00:00 [Générique]
00:03 Et c'est la mi-temps de la réforme des retraites ici à l'Assemblée Nationale.
00:06 Bienvenue sur le HuffPost.
00:08 On se retrouve à l'issue d'une première période qui aura vu s'affronter
00:11 deux blocs bien organisés, le gouvernement et l'opposition.
00:15 Oui, Anthony, effectivement, mais des échanges très tendus,
00:18 des coups bas, des discussions hachées.
00:20 Et même dans le camp présidentiel.
00:22 Absolument. Du côté de la majorité, les choses ont bien mal commencé.
00:26 Plusieurs députés ont même fait part de leurs doutes sur la stratégie de l'entraîneur
00:29 avant même de rentrer sur le terrain.
00:31 Si ça n'évolue pas, je ne voterai pas cette loi.
00:34 C'est ça, et puis il faut dire que les députés n'ont pas du tout été aidés par leur gouvernement.
00:38 Les ministres se sont montés en grande difficulté pour défendre sur certaines incursions adverses.
00:43 On pense notamment à la retraite des femmes, on pense également à 1 200 euros.
00:46 Oui, alors sur les 1 200 euros, justement, on va revoir l'action tout de suite.
00:49 Le justice, d'avoir une pension minimale garantie à 1 200 euros.
00:55 On n'a jamais dit que nous allions donner 1 200 euros à tout le monde.
01:00 Ah là là, Anthony, regardez-moi ça, c'est vraiment à montrer dans les écoles.
01:04 Ah oui, il est bien enrougeur, on peut le voir clairement.
01:06 Alors à gauche, on s'est engagé dans le combat à corps perdu,
01:09 mais avec quelques malheureux excès, Anthony.
01:11 Exactement. Les troupes insoumises ont reçu deux cartons très rapidement.
01:15 Carton rouge pour Thomas Porte, qui a posé le pied sur un ballon à l'effigie d'Olivier Dussopt.
01:19 Et carton jaune pour Aurélien Saint-Aul, qui a qualifié ce même ministre d'assassin à la tribune.
01:24 Vous êtes un imposteur et un assassin.
01:29 Ça, on ne veut vraiment pas voir sur les terrains, Anthony.
01:33 Non, clairement, on ne veut pas le voir.
01:34 D'autant que la stratégie très offensive des insoumis n'était pas partagée par tous dans la même équipe.
01:39 Non, non, non. En fait, pour résumer, toute la gauche a voulu se dépêcher pour aller le plus vite possible au vote,
01:44 alors qu'à l'inverse, les insoumis voulaient ralentir au maximum.
01:48 Exactement, et ce, quitte à affaiblir un peu la cohésion de groupe.
01:51 Et à droite, on peut dire que le groupe ne vit pas très bien.
01:54 Non, effectivement, les Républicains ont eu toutes les peines du monde à afficher un front uni.

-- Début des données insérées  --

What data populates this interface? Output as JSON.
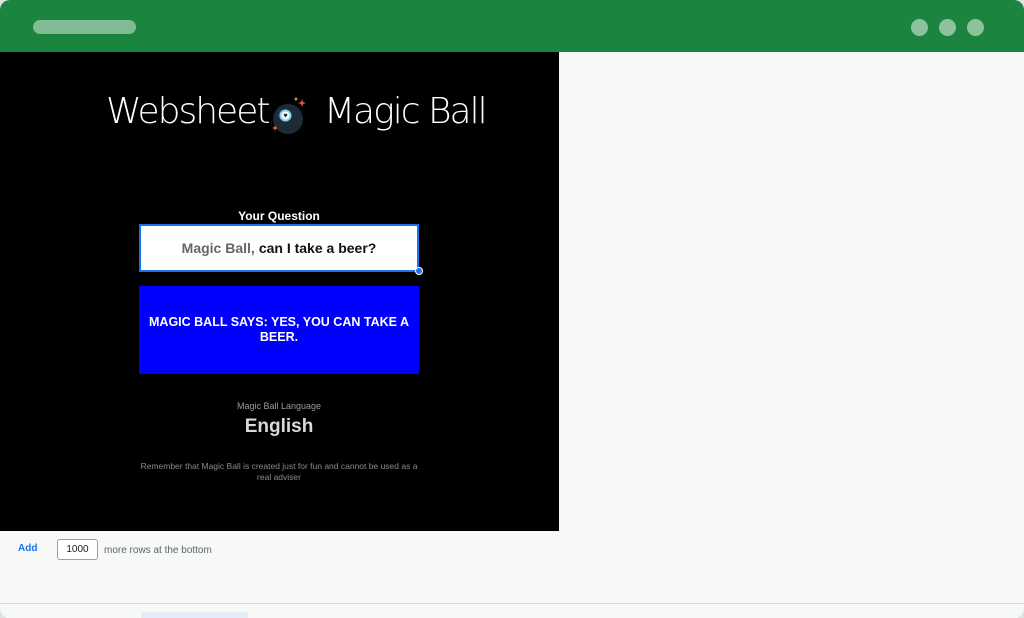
{
  "brand": {
    "left_word": "Websheet",
    "right_word": "Magic Ball",
    "icon": "magic-8-ball-icon"
  },
  "question": {
    "label": "Your Question",
    "prefix": "Magic Ball,",
    "text": "can I take a beer?"
  },
  "answer": {
    "text": "MAGIC BALL SAYS: YES, YOU CAN TAKE A BEER."
  },
  "language": {
    "label": "Magic Ball Language",
    "value": "English"
  },
  "disclaimer": "Remember that Magic Ball is created just for fun and cannot be used as a real adviser",
  "sheet_footer": {
    "add_label": "Add",
    "rows_value": "1000",
    "more_rows_text": "more rows at the bottom"
  },
  "colors": {
    "titlebar": "#1b843e",
    "panel_bg": "#000000",
    "answer_bg": "#0000ff",
    "accent": "#1a73e8"
  }
}
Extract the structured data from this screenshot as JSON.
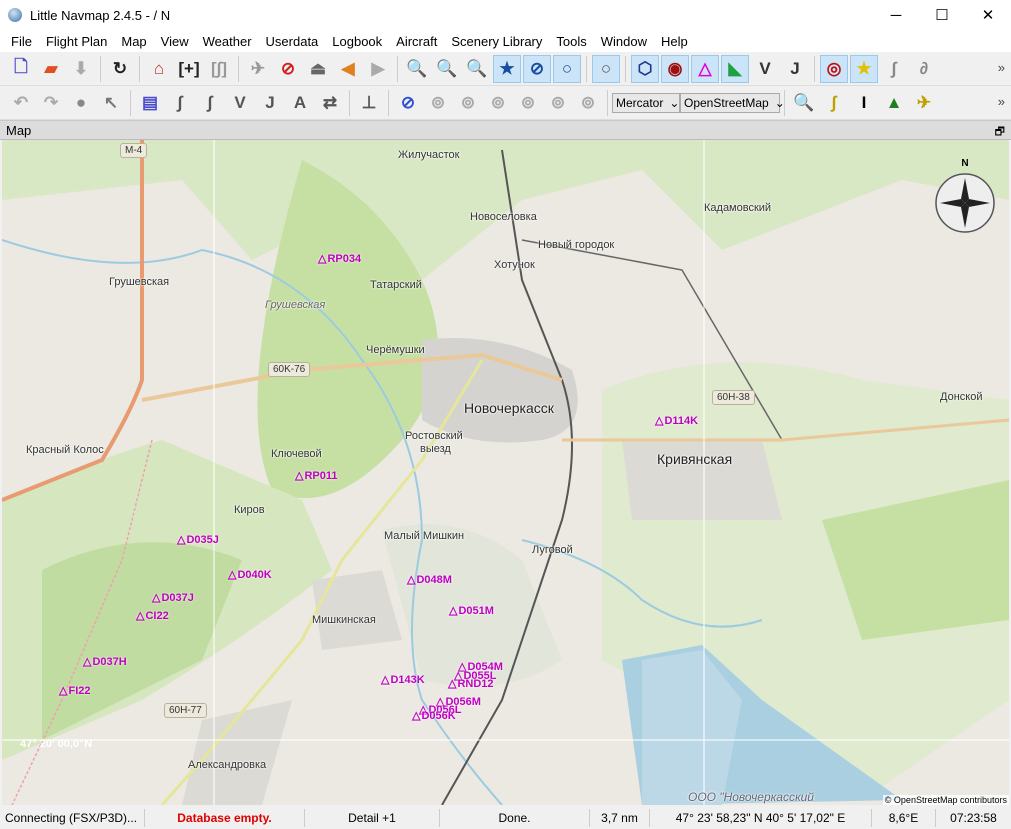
{
  "window": {
    "title": "Little Navmap 2.4.5 -  / N",
    "minimize": "─",
    "maximize": "☐",
    "close": "✕"
  },
  "menu": [
    "File",
    "Flight Plan",
    "Map",
    "View",
    "Weather",
    "Userdata",
    "Logbook",
    "Aircraft",
    "Scenery Library",
    "Tools",
    "Window",
    "Help"
  ],
  "toolbar1": [
    {
      "n": "new-flightplan",
      "g": "🗋",
      "c": "#4a4acc"
    },
    {
      "n": "open-flightplan",
      "g": "▰",
      "c": "#e05020"
    },
    {
      "n": "save-flightplan",
      "g": "⬇",
      "c": "#aaa"
    },
    "|",
    {
      "n": "reload",
      "g": "↻",
      "c": "#222"
    },
    "|",
    {
      "n": "home",
      "g": "⌂",
      "c": "#c03020"
    },
    {
      "n": "add-position",
      "g": "[+]",
      "c": "#222"
    },
    {
      "n": "flightplan-range",
      "g": "[∫]",
      "c": "#999"
    },
    "|",
    {
      "n": "center-aircraft",
      "g": "✈",
      "c": "#999"
    },
    {
      "n": "no-aircraft",
      "g": "⊘",
      "c": "#d02020"
    },
    {
      "n": "erase-trail",
      "g": "⏏",
      "c": "#666"
    },
    {
      "n": "back",
      "g": "◀",
      "c": "#e08020"
    },
    {
      "n": "forward",
      "g": "▶",
      "c": "#aaa"
    },
    "|",
    {
      "n": "zoom-in",
      "g": "🔍",
      "c": "#c00"
    },
    {
      "n": "zoom-out",
      "g": "🔍",
      "c": "#333"
    },
    {
      "n": "zoom-fit",
      "g": "🔍",
      "c": "#1a4da0"
    },
    {
      "n": "airports",
      "g": "★",
      "c": "#1a4da0",
      "a": true
    },
    {
      "n": "soft-airports",
      "g": "⊘",
      "c": "#1a4da0",
      "a": true
    },
    {
      "n": "empty-airports",
      "g": "○",
      "c": "#1a4da0",
      "a": true
    },
    "|",
    {
      "n": "addon-airports",
      "g": "○",
      "c": "#555",
      "a": true
    },
    "|",
    {
      "n": "vor",
      "g": "⬡",
      "c": "#1a3a90",
      "a": true
    },
    {
      "n": "ndb",
      "g": "◉",
      "c": "#a01010",
      "a": true
    },
    {
      "n": "waypoint",
      "g": "△",
      "c": "#e000e0",
      "a": true
    },
    {
      "n": "ils",
      "g": "◣",
      "c": "#20a040",
      "a": true
    },
    {
      "n": "victor-airways",
      "g": "V",
      "c": "#333"
    },
    {
      "n": "jet-airways",
      "g": "J",
      "c": "#333"
    },
    "|",
    {
      "n": "user-aircraft",
      "g": "◎",
      "c": "#c01010",
      "a": true
    },
    {
      "n": "userpoints",
      "g": "★",
      "c": "#e0c000",
      "a": true
    },
    {
      "n": "procedures",
      "g": "∫",
      "c": "#888"
    },
    {
      "n": "missed",
      "g": "∂",
      "c": "#888"
    }
  ],
  "toolbar2": [
    {
      "n": "undo",
      "g": "↶",
      "c": "#aaa"
    },
    {
      "n": "redo",
      "g": "↷",
      "c": "#aaa"
    },
    {
      "n": "measure",
      "g": "●",
      "c": "#888"
    },
    {
      "n": "select",
      "g": "↖",
      "c": "#777"
    },
    "|",
    {
      "n": "route-add",
      "g": "▤",
      "c": "#4a4acc"
    },
    {
      "n": "route-edit",
      "g": "∫",
      "c": "#555"
    },
    {
      "n": "route-departure",
      "g": "∫",
      "c": "#555"
    },
    {
      "n": "route-v",
      "g": "V",
      "c": "#555"
    },
    {
      "n": "route-j",
      "g": "J",
      "c": "#555"
    },
    {
      "n": "route-a",
      "g": "A",
      "c": "#555"
    },
    {
      "n": "route-reverse",
      "g": "⇄",
      "c": "#555"
    },
    "|",
    {
      "n": "route-insert",
      "g": "⊥",
      "c": "#555"
    },
    "|",
    {
      "n": "airspace-all",
      "g": "⊘",
      "c": "#3050d0"
    },
    {
      "n": "airspace-icao",
      "g": "⊚",
      "c": "#aaa"
    },
    {
      "n": "airspace-fir",
      "g": "⊚",
      "c": "#aaa"
    },
    {
      "n": "airspace-rstr",
      "g": "⊚",
      "c": "#aaa"
    },
    {
      "n": "airspace-spec",
      "g": "⊚",
      "c": "#aaa"
    },
    {
      "n": "airspace-other",
      "g": "⊚",
      "c": "#aaa"
    },
    {
      "n": "airspace-altitude",
      "g": "⊚",
      "c": "#aaa"
    }
  ],
  "toolbar2_combos": {
    "projection": "Mercator",
    "theme": "OpenStreetMap"
  },
  "toolbar2_right": [
    {
      "n": "search-window",
      "g": "🔍",
      "c": "#333"
    },
    {
      "n": "flightplan-window",
      "g": "∫",
      "c": "#c0a000"
    },
    {
      "n": "info-window",
      "g": "I",
      "c": "#000"
    },
    {
      "n": "profile-window",
      "g": "▲",
      "c": "#208020"
    },
    {
      "n": "aircraft-window",
      "g": "✈",
      "c": "#c0a000"
    }
  ],
  "more": "»",
  "dock": {
    "title": "Map",
    "float": "🗗"
  },
  "map": {
    "towns": [
      "Жилучасток",
      "Новоселовка",
      "Новый городок",
      "Хотунок",
      "Кадамовский",
      "Грушевская",
      "Грушевская",
      "Татарский",
      "Черёмушки",
      "Новочеркасск",
      "Ростовский",
      "выезд",
      "Красный Колос",
      "Ключевой",
      "Кривянская",
      "Донской",
      "Киров",
      "Малый Мишкин",
      "Луговой",
      "Мишкинская",
      "Александровка"
    ],
    "roads": [
      "M-4",
      "60K-76",
      "60H-38",
      "60H-77"
    ],
    "waypoints": [
      "RP034",
      "RP011",
      "D035J",
      "D040K",
      "D037J",
      "CI22",
      "D037H",
      "FI22",
      "D048M",
      "D051M",
      "D114K",
      "D054M",
      "D055L",
      "RND12",
      "D143K",
      "D056M",
      "D056L",
      "D056K"
    ],
    "grid_label": "47° 20' 00,0\"N",
    "compass_n": "N",
    "credit": "© OpenStreetMap contributors",
    "watermark": "ООО \"Новочеркасский"
  },
  "status": {
    "connection": "Connecting (FSX/P3D)...",
    "database": "Database empty.",
    "detail": "Detail +1",
    "state": "Done.",
    "distance": "3,7 nm",
    "position": "47° 23' 58,23\" N 40° 5' 17,02\" E",
    "magvar": "8,6°E",
    "time": "07:23:58"
  },
  "colors": {
    "waypoint": "#c000c0",
    "error": "#e00000",
    "active_button": "#cce4f7"
  }
}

01:58 Oui, le meneur Aurélien Pradié a été exclu par le capitaine Éric Ciotti
02:02 pour avoir persisté dans ce qu'il a appelé une aventure personnelle.
02:05 En gros, un but contre son camp.
02:07 Donc, une décision d'une grande violence au final, Anthony.
02:09 Mais c'est vrai qu'eux ont existé sur le terrain, à la différence de leurs collègues de l'extrême droite.
02:13 Oui, exactement. Les députés de Marine Le Pen, pour l'instant, passent à côté de leur match.
02:17 Alors, ils ont bien tenté quelques coups, comme le dépôt d'une motion de censure,
02:20 en toute fin de période, mais ça n'a pas réellement marché.
02:23 Globalement, on peut dire qu'ils sont très, très discrets sur le terrain.
02:26 Ça fait une semaine que dure cette escalade verbale,
02:30 qui, je crois, a atteint peut-être aujourd'hui son apogée.
02:35 Oui, c'est ça. Pour l'instant, leurs rares interventions se sont bornées à taquer l'adversaire
02:39 ou à demander à l'arbitre de leur distribuer des cartons.
02:42 Voilà. Pour autant, rien n'est joué, Anthony.
02:44 Oui, bien sûr. Rendez-vous pour la deuxième période en mars prochain.